Heute Morgen bin ich mit gut kurierten Füßen losgelaufen. Zunächst ging es durch einen äußeren Stadtbezirk von Prag, dann dachte ich, nachdem ich ein großes Kraftwerk und verschiedene Industrieanlagen passiert hatte, ich sei schon außerhalb der Stadt. Doch auch nach 18 Kilometern standen auf den Nummernschildern an den Häusern immer noch Hinweise, dass ich mich in Prag 9 befände. Offenbar hat die Stadt erhebliche Eingemeindungen vorgenommen.

Die meiste Zeit lief ich heute parallel zu einer Bahnstrecke, teilweise direkt neben dem Bahndamm. Es war ein gut ausgebauter Weg, Spaziergänger und viele Radfahrer waren unterwegs.

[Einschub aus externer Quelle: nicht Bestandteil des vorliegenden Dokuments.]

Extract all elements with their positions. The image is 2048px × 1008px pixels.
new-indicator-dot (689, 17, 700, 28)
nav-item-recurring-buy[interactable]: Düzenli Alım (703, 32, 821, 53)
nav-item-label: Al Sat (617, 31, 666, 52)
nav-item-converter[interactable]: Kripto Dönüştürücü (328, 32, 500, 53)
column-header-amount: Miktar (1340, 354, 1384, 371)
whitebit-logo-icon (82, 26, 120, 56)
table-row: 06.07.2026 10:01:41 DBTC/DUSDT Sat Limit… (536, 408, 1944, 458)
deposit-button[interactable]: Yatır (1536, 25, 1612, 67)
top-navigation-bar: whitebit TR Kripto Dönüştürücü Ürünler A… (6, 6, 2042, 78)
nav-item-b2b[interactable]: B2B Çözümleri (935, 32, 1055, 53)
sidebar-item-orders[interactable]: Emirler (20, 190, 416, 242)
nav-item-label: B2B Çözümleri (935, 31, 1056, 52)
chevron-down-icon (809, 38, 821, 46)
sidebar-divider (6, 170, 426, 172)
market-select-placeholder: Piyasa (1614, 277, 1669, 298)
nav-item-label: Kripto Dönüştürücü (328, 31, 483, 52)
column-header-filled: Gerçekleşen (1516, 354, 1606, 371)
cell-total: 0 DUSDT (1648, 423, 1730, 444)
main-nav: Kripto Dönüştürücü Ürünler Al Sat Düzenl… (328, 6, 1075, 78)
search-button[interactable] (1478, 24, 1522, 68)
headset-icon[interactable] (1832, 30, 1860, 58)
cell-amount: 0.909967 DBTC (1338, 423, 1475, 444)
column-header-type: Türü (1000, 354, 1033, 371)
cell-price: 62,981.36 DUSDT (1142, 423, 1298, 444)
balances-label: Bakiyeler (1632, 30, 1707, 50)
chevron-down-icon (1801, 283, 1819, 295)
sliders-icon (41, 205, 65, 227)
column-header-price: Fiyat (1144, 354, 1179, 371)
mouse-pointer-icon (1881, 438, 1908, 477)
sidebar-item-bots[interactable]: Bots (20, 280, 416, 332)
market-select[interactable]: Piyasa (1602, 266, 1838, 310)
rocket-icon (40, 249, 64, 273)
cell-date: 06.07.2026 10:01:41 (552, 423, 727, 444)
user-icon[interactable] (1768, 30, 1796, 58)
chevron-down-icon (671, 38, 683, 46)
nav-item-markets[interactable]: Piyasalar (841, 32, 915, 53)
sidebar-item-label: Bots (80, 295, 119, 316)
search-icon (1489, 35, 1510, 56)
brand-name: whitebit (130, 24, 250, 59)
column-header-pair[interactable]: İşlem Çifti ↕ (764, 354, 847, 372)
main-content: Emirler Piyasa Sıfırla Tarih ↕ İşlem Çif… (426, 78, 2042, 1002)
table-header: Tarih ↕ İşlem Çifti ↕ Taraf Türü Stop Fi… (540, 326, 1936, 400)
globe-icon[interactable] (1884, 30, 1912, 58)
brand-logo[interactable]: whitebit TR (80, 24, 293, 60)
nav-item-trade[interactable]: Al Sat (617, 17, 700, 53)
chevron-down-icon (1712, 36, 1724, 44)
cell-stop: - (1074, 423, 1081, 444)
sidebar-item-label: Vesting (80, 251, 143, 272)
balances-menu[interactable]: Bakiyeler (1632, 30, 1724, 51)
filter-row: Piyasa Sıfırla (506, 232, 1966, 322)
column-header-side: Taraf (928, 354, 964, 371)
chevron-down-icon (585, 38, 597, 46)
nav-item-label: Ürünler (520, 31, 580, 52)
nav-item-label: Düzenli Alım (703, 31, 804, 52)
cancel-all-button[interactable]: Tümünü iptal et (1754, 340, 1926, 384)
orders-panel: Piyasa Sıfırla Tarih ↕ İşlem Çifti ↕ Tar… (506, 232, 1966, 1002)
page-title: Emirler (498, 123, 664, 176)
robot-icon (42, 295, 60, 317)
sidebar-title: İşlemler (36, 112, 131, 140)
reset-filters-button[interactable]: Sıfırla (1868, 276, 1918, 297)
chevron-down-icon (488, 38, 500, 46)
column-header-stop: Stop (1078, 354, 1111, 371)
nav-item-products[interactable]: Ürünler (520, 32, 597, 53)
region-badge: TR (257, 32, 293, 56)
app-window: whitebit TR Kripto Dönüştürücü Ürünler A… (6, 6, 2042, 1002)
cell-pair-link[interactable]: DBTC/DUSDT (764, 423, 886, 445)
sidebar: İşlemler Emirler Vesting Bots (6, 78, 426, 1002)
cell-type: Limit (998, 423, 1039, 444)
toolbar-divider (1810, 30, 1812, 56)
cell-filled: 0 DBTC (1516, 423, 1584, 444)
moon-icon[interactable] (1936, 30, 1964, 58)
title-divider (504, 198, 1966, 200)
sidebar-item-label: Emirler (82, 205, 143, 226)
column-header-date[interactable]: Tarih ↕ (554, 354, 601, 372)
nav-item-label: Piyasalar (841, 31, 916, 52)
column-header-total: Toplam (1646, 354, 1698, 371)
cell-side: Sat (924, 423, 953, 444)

In der Nähe eines Bahnhofes habe ich in einer kleinen Ausflugsgaststätte etwas zu Mittag gegessen. Vor dem Haus standen Bänke und an einer großen Luke war Selbstbedienung angesagt. Bedienung - das waren die Kinder des Chefs. Sie nahmen die Bestellungen entgegen und nannten mir den Preis. Als ich den älteren Jungen fragte, ob er mir den Preis auch auf Englisch nennen könne, brüllte der Vater aus der Küche: „Hier wird Tschechisch gesprochen!“ ich habe bezahlt und blieb stehen, als der brüllende Vater dann doch noch auf Englisch rief, ich müsse mich ein wenig gedulden, „some minutes“. Etwas später kam die Tochter mit einem Stück Pappe auf denen zwei Scheiben Brot lagen. Den gegrillten Käse, den ich bestellt hatte, hatte der versierte Vater einfach in seiner Verpackung in die Mikrowelle gelegt. Von Grillen keine Spur. Beim Öffnen der Verpackung floss mir dann ein weitgehend geschmolzener alter Ziegenkäse entgegen, den ich aufs Brot tropfen ließ.


Zu Gast bin ich heute bei Jiri K., dem Bruder von Jan K.. Er ist ebenso wie sein Bruder ein wirklich herzlicher und freundlicher Mensch. Als er mich an der Haustür empfing, meinte er, er müsse mir eine unangenehme Nachricht überbringen: seine Frau liegt mit Grippe Symptomen danieder, es kann also nicht ausgeschlossen werden, dass sie sich mit Corona infiziert hat. Wir haben dann eine Weile beraten, wie wird das am elegantesten hinbekommen. Letztlich wurde ich in einer Etage des Hauses isoliert mit Bad und WC im Keller, während Jiris Frau in der oberen Etage verblieb. Jiri hat mir dann das Essen nach unten gebracht und wirklich ganz zauberhaft improvisiert. Denn neben dem Coronaverdacht, galt es noch damit klarzukommen, dass das Ganze auf einer Baustelle stattfindet. So legte er Kabel und stellte mir einen Verteiler hin, damit ich in meinem Zimmer Licht und Lademöglichkeiten habe, denn aus Sicherheitsgründen war während der Baumaßnahmen der Strom in meiner Etage abgeklemmt.

Nach dem Essen kamen dann die drei älteren seiner fünf Kinder in einen leerstehenden Raum. Die Europakarte wurde auf dem Boden ausgebreitet, eine Lampe wurde an die Decke gehangen, und ich erzählte auf Englisch über Seume und seine und meine Reise. Zwei der Kinder sprachen wirklich gut Englisch, so dass kaum übersetzt werden musste. Zum Dank für so viel Aufmerksamkeit habe ich dann noch drei meiner „Zaubertricks“ vorgeführt, kleine physikalische Experimente. Es war ein lustiger Abend.

Jetzt bin ich innerlich ganz gerührt. Wer hätte mir wohl in Deutschland Quartier gegeben, ohne mich jemals gesehen zu haben, mit fünf Kindern und einer kranken Frau im Haus, welches zur Hälfte Baustelle ist? Es lebe Europa und es lebe die einfache Menschlichkeit!



Wege entlang von Bahnlinien haben den Vorteil, dass sie oft die kürzesten sind. Östlich von Prag.

Tag 11 Von Prag bis Czesky Brod

11.September 2022, 34 km bis km 297,7

Gegen Mittag lande ich auf einem Volksfest.

Am Abend vor Czesky Brod. Die Architektur der Häuser erinnert zuweilen an Vororte von Leipzig.